North Pacific Station, évoquée dans le tome IV de La Compagnie des Glaces, n'a pas toujours été une ville fantôme.
Au moment où débute ce récit, cette cité rebelle est en situation de sécession depuis deux ans. Lorsque la dissolution de la Confédération dont elle faisait partie a été prononcée, ses cent mille habitants ont majoritairement refusé de se fondre dans la nouvelle Compagnie Panaméricaine. Depuis, la ville en pleine décadence, dominée par les Gentlemen du Rosaire, subit un blocus économique et tente d'oublier ses soucis dans des jeux du cirque où les baleines ont la vedette.
Motivée par les problèmes de ravitaillement, une émeute éclate et se transforme rapidement en guerre civile. Il n'en fallait pas davantage à la flotte de guerre panaméricaine pour envahir la cité à moitié détruite par les bombardements.
Au milieu de ce chaos, le vétérinaire Reyès Alborne et ses compagnons vont tenter de s'enfuir en passant sous la banquise de l'océan Pacifique. Pour cela, ils vont utiliser des baleines apprivoisées sur la tête desquelles des habitacles ont été greffés.
G.-J. Arnaud est l'auteur de La Compagnie des Glaces, célèbre série de SF en cours de réédition au Fleuve Noir. Pour d'impérieuses raisons liées à la caste des Aiguilleurs, certains points de cette civilisation ferroviaire étaient restés dans l'ombre. Les Chroniques Glaciaires tirées des fonds secrets de la Bibliothèque d'Archives Manuelles de Karachi Station, se proposent maintenant de vous les dévoiler.

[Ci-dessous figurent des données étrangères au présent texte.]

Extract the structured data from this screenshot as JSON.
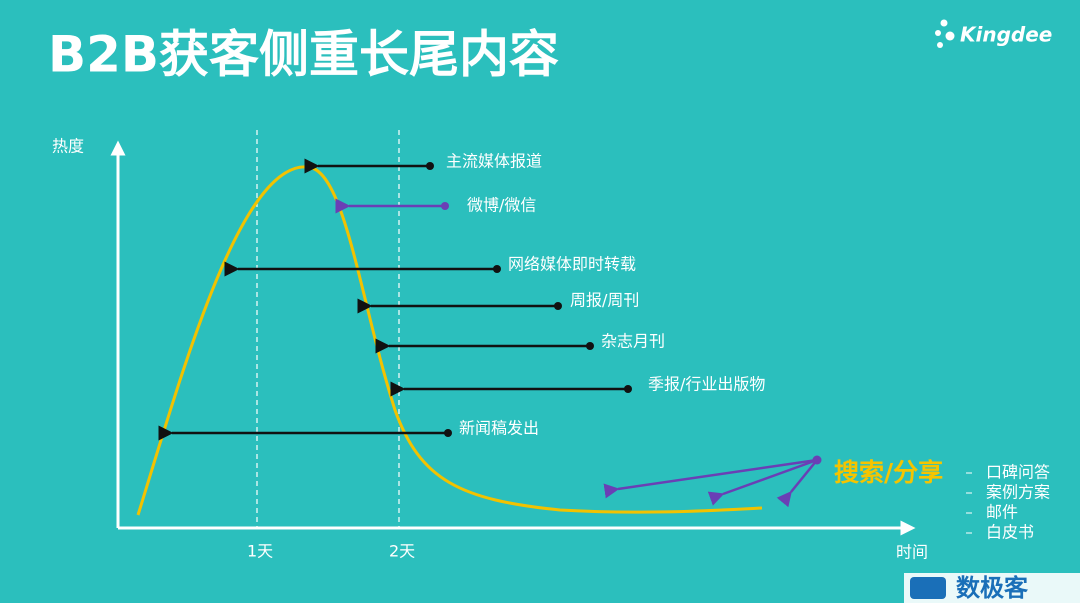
{
  "header": {
    "title": "B2B获客侧重长尾内容",
    "logo": "Kingdee"
  },
  "axes": {
    "y_label": "热度",
    "x_label": "时间",
    "x_marks": [
      "1天",
      "2天"
    ]
  },
  "annotations": [
    "主流媒体报道",
    "微博/微信",
    "网络媒体即时转载",
    "周报/周刊",
    "杂志月刊",
    "季报/行业出版物",
    "新闻稿发出"
  ],
  "search": {
    "label": "搜索/分享",
    "items": [
      "口碑问答",
      "案例方案",
      "邮件",
      "白皮书"
    ]
  },
  "watermark": "数极客"
}
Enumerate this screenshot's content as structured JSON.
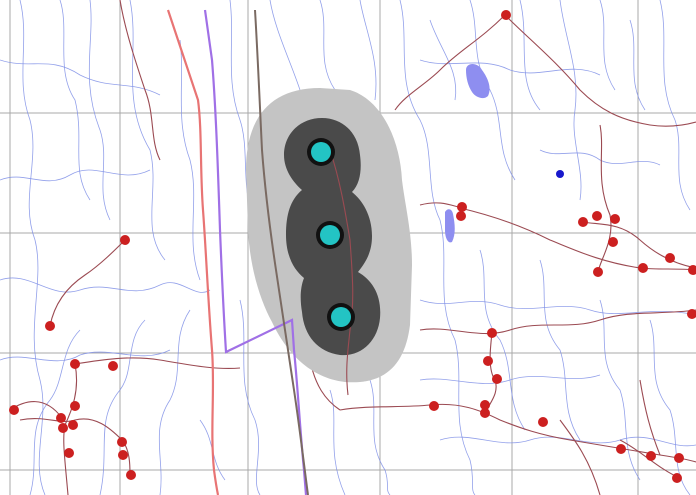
{
  "map": {
    "colors": {
      "background": "#ffffff",
      "grid": "#a8a8a8",
      "streams": "#7f8fe6",
      "roads": "#9b4a52",
      "boundary_red": "#e87474",
      "boundary_purple": "#a070e6",
      "railway": "#7a6a62",
      "buffer_outer": "#c4c4c4",
      "buffer_inner": "#4a4a4a",
      "wells": "#23c4c4",
      "red_points": "#cc2020",
      "water_bodies": "#8e8ef0"
    },
    "layers": [
      "grid",
      "streams",
      "roads",
      "boundaries",
      "railway",
      "buffer-zone",
      "red-points",
      "water-bodies",
      "wells"
    ],
    "well_count": 3,
    "red_point_count": 40
  }
}
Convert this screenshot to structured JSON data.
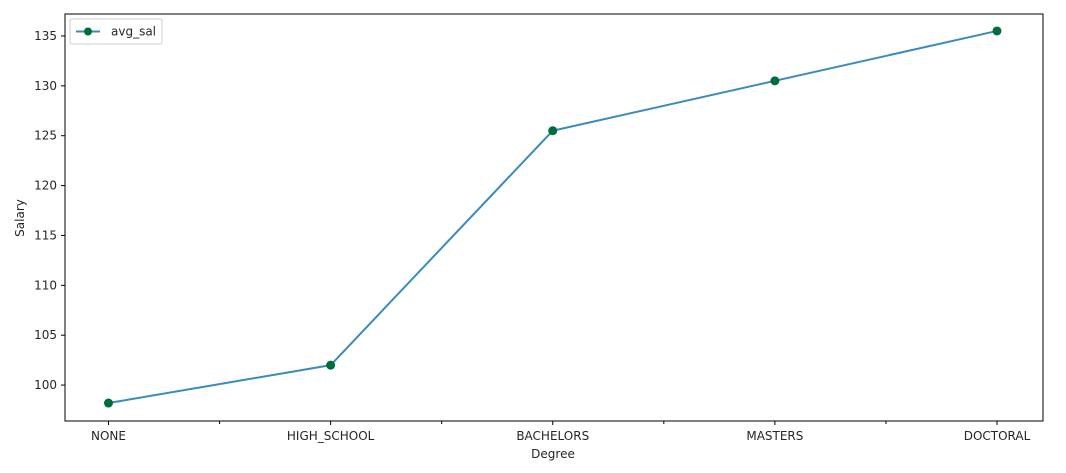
{
  "chart_data": {
    "type": "line",
    "title": "",
    "xlabel": "Degree",
    "ylabel": "Salary",
    "categories": [
      "NONE",
      "HIGH_SCHOOL",
      "BACHELORS",
      "MASTERS",
      "DOCTORAL"
    ],
    "series": [
      {
        "name": "avg_sal",
        "values": [
          98.2,
          102.0,
          125.5,
          130.5,
          135.5
        ],
        "line_color": "#3a8bbd",
        "marker_color": "#006d3c"
      }
    ],
    "ylim": [
      96.4,
      137.2
    ],
    "yticks": [
      100,
      105,
      110,
      115,
      120,
      125,
      130,
      135
    ],
    "grid": false,
    "legend": "top-left",
    "minor_xticks": true
  }
}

1 - Philippe JOZELON, Le Vétérinaire Reyès Alborne, pages 7 à 7, illustration
Critiques
En attendant la reprise annoncée de la Compagnie des glaces sous forme d'une nouvelle saga continue, Arnaud continue de distiller des épisodes détachés, d'explorer des pans oubliés de la première série à partir de nouveaux personnages. Ici, abandonnant espace profond, planétoïdes organiques et débats culinaro-politiques entre sucré et salé, il revient au point de départ, au froid, à la banquise et au rail. Ou plutôt aux stations. A l'une d'elle, évoquée il y a longtemps. Pour raconter son histoire de cité sécessionniste reprise par un réseau, entre guerre de conquête et conflits intestins, force et trahison. Ou plutôt pour parler de chasseurs au front bas, de juge pervers se plaçant au-dessus de la loi, et du sado-masochisme de militaires jouissant tout autant d'obéir que de commander — qu'on se rassure, c'est de la SF. Et pour parler aussi et surtout de baleines et d'orques, d'aquatiques jeux du cirque qu'un blocus et la déglingue condamnent, d'évasion (tant pis si on pense à Sauvez Willy, d'autant qu'il y a un enfant, une fillette cette fois, pour parler au cétacé), de greffes et de l'origine des Hommes-Jonas. On bénéficie du triple plaisir des ficelles du récit d'aventures, du retour de ce qui est connu, et de l'approfondissement qui permet d'y trouver du nouveau. Même si ça peut se lire vite, cela fera agréablement passer une fraction de l'hiver prochain.